Based on this, one may give the following formal definition:
Definition. If $\alpha,\beta \in \overline{\mathbb R}$, and if $\odot$ is any mathematical operation, we say that $\alpha \odot\beta $ is determined, and that its value is $\gamma $, if for every sequences $\{x_n\}_n$ and $\{y_n\}_n$ (of standard real numbers) such that $$ \lim_{n\to \infty } x_n=\alpha , \quad \text{and} \quad \lim_{n\to \infty } y_n=\beta , $$ one has that $\displaystyle\lim_{n\to \infty } x_n\odot y_n=\gamma $. Otherwise we say that $\alpha \odot\beta $ is undetermined.
According to this, it is clear that $(+\infty )\cdot (-\infty )=-\infty $, and that $0\cdot \infty $ is undetermined.
Nevertheless, there are certain areas of Math in which it might be sensible to adopt special conventions.

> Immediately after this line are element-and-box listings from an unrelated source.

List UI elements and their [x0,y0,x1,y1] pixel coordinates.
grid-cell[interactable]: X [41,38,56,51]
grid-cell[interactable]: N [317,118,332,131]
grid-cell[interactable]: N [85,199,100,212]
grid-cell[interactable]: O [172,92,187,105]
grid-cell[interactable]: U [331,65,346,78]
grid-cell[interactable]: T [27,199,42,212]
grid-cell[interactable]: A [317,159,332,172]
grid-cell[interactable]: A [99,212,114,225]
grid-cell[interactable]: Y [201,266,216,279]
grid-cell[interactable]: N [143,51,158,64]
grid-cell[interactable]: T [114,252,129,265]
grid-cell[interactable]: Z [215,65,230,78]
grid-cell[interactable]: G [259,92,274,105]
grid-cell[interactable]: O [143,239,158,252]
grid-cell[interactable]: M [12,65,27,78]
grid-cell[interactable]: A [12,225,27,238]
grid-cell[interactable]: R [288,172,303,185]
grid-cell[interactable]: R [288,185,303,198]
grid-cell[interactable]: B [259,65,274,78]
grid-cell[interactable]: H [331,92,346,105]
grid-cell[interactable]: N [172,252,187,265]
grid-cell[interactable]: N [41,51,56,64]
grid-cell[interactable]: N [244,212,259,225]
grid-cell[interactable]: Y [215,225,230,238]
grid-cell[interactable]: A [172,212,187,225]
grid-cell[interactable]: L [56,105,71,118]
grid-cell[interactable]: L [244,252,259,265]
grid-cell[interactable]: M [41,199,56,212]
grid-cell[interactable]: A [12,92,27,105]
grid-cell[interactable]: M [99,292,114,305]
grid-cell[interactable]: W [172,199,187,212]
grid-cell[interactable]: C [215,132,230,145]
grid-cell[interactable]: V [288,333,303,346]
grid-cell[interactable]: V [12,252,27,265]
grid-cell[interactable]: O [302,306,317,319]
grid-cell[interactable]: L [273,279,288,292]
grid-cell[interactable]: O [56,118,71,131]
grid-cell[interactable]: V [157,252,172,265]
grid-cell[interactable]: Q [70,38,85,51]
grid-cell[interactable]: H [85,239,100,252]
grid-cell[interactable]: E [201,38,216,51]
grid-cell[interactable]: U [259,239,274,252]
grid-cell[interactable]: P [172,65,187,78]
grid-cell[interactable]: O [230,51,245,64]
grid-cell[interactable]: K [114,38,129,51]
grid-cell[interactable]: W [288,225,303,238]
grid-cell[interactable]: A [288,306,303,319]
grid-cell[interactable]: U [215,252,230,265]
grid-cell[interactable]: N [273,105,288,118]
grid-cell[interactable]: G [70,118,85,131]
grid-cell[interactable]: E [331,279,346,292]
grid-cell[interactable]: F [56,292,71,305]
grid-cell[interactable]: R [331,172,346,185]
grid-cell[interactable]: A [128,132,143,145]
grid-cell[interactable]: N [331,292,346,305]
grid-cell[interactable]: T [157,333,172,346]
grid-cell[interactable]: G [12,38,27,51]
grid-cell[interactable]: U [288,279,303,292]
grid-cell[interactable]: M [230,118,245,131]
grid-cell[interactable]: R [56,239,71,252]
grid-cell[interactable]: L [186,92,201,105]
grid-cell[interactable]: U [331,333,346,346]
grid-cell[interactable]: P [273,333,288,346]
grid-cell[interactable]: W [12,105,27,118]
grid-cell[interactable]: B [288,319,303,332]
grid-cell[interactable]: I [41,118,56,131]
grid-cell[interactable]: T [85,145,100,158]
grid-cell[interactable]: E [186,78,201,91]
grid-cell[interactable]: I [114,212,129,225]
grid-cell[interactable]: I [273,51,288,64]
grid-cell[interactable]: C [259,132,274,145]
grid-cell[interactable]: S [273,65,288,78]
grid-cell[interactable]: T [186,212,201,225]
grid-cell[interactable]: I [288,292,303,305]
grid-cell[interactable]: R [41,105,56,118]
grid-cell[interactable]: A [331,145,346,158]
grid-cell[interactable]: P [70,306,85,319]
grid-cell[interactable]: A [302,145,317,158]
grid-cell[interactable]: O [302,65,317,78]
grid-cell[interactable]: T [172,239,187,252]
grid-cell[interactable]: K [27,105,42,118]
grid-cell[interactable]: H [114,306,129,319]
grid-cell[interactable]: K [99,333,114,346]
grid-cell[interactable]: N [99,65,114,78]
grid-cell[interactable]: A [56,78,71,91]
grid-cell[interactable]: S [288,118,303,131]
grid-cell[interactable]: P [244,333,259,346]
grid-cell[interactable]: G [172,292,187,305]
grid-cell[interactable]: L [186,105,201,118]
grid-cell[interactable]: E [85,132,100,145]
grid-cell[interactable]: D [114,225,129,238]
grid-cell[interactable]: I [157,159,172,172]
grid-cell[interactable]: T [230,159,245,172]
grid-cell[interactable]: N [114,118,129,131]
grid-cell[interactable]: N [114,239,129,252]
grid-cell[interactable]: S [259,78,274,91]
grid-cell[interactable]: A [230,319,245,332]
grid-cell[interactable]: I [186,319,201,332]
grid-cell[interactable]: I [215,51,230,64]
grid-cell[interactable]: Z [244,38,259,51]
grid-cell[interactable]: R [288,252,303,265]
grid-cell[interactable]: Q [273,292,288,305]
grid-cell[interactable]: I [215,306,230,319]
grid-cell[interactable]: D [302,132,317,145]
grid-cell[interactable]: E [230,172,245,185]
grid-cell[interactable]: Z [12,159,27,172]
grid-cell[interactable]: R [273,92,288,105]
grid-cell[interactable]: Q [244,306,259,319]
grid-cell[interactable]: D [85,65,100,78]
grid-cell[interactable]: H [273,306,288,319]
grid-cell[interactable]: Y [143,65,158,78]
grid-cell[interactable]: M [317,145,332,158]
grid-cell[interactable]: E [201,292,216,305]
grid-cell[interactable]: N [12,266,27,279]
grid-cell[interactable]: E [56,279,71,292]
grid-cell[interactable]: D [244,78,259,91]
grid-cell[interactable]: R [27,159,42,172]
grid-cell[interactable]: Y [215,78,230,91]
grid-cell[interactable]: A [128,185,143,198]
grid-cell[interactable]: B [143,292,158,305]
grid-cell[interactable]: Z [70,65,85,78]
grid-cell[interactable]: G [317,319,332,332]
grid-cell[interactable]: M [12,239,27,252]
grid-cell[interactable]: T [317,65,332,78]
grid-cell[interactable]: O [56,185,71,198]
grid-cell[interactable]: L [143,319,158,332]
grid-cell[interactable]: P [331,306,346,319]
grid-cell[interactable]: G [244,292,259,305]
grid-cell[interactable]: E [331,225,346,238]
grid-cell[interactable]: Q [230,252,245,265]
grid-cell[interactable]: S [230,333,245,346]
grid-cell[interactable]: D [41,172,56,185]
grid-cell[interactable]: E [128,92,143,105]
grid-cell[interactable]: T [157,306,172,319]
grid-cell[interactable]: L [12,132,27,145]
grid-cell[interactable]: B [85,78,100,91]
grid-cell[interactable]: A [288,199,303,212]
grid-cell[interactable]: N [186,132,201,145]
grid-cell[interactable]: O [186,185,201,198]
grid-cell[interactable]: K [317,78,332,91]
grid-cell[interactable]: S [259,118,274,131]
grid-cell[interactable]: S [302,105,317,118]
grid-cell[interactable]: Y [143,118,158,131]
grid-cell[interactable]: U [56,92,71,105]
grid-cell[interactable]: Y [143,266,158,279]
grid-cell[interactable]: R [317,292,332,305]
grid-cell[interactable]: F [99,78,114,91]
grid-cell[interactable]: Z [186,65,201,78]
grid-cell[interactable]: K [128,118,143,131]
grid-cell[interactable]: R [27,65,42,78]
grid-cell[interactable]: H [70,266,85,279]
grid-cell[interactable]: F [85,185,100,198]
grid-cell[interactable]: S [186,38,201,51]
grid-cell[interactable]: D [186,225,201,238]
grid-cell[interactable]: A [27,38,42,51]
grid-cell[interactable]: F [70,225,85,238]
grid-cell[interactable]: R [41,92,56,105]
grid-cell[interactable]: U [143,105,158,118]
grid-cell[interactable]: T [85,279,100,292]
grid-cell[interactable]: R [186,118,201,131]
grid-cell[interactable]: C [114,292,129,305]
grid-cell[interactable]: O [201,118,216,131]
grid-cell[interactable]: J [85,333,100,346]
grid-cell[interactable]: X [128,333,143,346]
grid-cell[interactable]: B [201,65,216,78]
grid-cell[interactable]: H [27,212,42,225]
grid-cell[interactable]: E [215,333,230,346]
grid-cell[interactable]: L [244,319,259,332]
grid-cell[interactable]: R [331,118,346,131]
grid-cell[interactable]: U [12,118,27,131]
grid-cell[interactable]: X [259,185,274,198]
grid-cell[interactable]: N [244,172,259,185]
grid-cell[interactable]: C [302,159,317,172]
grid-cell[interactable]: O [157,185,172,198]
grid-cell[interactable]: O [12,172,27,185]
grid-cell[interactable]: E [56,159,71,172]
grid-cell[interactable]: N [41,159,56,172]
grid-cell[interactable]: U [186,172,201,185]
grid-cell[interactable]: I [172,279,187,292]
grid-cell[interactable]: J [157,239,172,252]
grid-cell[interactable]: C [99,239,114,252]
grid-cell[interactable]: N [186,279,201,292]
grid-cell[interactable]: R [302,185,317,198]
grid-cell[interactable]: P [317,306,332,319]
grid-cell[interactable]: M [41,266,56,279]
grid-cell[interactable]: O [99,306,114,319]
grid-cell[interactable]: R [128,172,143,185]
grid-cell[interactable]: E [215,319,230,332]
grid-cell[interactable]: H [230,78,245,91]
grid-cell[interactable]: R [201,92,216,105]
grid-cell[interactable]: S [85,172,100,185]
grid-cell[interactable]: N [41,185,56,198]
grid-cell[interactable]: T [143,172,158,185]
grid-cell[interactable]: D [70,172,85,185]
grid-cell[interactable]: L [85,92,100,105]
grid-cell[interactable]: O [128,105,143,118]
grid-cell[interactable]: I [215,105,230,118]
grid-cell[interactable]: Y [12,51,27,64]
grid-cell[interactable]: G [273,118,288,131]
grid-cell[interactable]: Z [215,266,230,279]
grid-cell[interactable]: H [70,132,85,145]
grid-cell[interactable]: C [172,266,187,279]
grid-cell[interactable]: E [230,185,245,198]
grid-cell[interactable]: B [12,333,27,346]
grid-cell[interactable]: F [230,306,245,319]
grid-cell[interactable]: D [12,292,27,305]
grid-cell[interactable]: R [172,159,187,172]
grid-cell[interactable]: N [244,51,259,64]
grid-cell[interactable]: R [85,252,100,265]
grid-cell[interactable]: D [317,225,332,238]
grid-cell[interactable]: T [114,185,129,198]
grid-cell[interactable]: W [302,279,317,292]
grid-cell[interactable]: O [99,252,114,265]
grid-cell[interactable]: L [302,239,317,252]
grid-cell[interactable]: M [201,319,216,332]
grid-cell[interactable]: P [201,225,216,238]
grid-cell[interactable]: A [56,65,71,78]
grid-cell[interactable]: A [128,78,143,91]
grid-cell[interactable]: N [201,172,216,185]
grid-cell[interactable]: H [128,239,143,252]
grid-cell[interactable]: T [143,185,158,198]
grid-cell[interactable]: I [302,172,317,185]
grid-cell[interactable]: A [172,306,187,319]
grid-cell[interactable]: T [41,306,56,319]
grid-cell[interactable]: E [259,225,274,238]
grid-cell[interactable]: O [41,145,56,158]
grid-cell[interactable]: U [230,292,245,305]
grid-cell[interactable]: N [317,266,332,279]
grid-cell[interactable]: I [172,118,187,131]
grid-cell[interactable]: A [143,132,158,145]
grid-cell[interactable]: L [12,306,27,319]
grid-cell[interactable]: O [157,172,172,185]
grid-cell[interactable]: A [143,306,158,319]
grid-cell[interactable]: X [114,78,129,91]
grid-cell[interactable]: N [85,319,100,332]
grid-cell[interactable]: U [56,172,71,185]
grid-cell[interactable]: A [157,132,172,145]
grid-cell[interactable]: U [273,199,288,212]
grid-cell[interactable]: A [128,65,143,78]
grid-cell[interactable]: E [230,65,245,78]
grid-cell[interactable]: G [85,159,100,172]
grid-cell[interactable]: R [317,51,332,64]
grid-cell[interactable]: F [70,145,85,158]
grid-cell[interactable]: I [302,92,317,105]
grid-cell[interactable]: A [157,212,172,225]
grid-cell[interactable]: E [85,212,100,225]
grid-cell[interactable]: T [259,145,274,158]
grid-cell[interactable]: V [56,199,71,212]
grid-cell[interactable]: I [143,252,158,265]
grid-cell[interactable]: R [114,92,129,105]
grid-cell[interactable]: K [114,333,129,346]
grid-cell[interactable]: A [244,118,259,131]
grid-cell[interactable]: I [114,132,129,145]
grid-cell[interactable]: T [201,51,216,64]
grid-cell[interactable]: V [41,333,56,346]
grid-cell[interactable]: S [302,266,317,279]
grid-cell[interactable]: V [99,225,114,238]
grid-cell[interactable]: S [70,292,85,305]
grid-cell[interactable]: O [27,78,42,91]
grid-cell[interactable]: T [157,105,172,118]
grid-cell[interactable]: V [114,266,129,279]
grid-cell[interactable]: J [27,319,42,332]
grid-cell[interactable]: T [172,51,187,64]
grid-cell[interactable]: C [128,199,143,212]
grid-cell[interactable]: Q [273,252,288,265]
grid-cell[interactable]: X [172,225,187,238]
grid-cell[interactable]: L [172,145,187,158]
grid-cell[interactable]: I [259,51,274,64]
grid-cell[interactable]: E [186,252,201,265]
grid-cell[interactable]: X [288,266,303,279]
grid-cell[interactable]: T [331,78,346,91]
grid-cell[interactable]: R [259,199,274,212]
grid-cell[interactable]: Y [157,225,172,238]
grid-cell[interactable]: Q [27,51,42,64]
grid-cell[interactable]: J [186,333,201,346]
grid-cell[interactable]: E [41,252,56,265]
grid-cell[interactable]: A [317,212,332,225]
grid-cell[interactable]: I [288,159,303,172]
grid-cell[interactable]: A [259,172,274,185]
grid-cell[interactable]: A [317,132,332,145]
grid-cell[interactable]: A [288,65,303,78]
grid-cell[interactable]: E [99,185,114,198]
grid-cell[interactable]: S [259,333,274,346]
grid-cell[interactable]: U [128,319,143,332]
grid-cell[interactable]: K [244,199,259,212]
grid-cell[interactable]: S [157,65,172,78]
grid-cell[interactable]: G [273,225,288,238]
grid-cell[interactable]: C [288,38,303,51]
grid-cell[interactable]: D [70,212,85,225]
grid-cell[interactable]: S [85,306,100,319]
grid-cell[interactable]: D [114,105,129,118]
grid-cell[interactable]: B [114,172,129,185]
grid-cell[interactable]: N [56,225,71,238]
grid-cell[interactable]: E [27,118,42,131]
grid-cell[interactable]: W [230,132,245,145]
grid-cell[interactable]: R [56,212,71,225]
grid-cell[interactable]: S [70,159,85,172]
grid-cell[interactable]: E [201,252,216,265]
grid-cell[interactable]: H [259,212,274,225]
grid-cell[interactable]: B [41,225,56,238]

In Integration Theory, as mentioned by @DanielFischer, it is sensible to define $0\cdot \infty =0$, because the integral of the zero function over an infinite measure space is equal to zero. Another example is Algebra, where the definition of a polynomial as $$ p(x) = \sum_{n=0}^d a_nx^n, $$ only makes sense if one adopts the convention that $x^0=1$, the case $x=0$ included!
PS: I am well aware that the level of my answer is not quite on par with the question. But it turns out that the present answer, which is certainly what the 'experts' have in mind, is not too often spelled out and perhaps Math begginers might benefit from it!